Patagonia is a place of raw emotions that seems to bring every one up and intensely magnify it. Matias Bull had a brief meltdown at this point. He was exhausted after all of the work he had done to host the Trails in Motion, as well as covering the first part of the 100 miles for Trail Chile before being dropped off at the Hotel Rio Serrano at 05:00 to sort his kit out for the 08:30 start. Our eyes met and he started to sob. A quick assessment of his situation: are you injured, what hurts, what are your fears? 

 

Once we had established that he wasn’t injured but that the demons in his mind had kicked in, the solution was simple and went like this: “Tell your mind to shut the f*** up. It’s going to be hard, you’re going to suffer and be even more miserable but you are going to do it.” The verbal kick in the pants did the trick and he quickly got his bag together and headed back out.

 

The Ultra Fiord race ended for several runners at Balmacedo.
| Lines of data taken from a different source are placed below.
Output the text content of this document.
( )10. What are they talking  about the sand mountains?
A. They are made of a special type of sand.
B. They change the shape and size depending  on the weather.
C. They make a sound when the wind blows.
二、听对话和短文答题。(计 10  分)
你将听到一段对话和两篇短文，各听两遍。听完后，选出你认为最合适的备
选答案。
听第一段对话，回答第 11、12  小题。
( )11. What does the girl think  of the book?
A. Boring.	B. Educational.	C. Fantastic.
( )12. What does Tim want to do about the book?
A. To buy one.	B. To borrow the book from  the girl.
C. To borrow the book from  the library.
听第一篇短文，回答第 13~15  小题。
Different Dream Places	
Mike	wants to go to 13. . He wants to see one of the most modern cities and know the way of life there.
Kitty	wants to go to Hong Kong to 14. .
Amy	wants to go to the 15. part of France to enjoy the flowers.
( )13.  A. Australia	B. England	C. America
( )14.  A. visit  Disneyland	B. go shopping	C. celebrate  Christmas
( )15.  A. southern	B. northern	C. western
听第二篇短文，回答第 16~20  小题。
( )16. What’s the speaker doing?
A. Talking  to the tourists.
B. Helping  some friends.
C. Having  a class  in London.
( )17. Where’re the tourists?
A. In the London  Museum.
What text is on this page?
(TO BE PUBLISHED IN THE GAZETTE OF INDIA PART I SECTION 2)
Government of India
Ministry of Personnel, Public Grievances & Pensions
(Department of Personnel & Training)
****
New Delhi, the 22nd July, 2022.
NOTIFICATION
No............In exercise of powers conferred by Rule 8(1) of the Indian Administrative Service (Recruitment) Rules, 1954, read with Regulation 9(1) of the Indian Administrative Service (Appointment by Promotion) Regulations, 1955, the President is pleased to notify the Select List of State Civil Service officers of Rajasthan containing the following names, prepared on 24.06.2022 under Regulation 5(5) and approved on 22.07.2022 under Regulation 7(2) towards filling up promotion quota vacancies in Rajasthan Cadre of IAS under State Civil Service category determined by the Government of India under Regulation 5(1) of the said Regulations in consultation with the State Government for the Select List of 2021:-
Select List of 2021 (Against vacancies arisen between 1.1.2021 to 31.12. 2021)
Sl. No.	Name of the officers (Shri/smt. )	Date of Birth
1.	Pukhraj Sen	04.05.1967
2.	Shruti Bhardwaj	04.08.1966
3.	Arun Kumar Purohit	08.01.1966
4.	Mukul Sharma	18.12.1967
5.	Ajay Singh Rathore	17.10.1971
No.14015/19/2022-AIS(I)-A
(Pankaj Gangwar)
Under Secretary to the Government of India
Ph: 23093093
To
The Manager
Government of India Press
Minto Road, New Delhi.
There was a 15:00 cut-of at this point and Stjepan spoke to each racer who arrived close to this time to assess if they would be able to contend with what lay ahead and he took the decision to bar several runners from continuing at this point; either because of their physical state or because they didn’t have the proper gear in their drop bag

 

Prior to the race start Jeff Browning had analyzed the route as best he could and told fellow runners that this portion of the race would be relatively easy but the real kicker would be the mountain section after this point. Racers were water logged, tired of fighting through the mud and peat bogs, unable to run any section of the course up to this point and nowhere near their estimated timings.

 

The most difficult section of the Ultra Fiord was yet to come.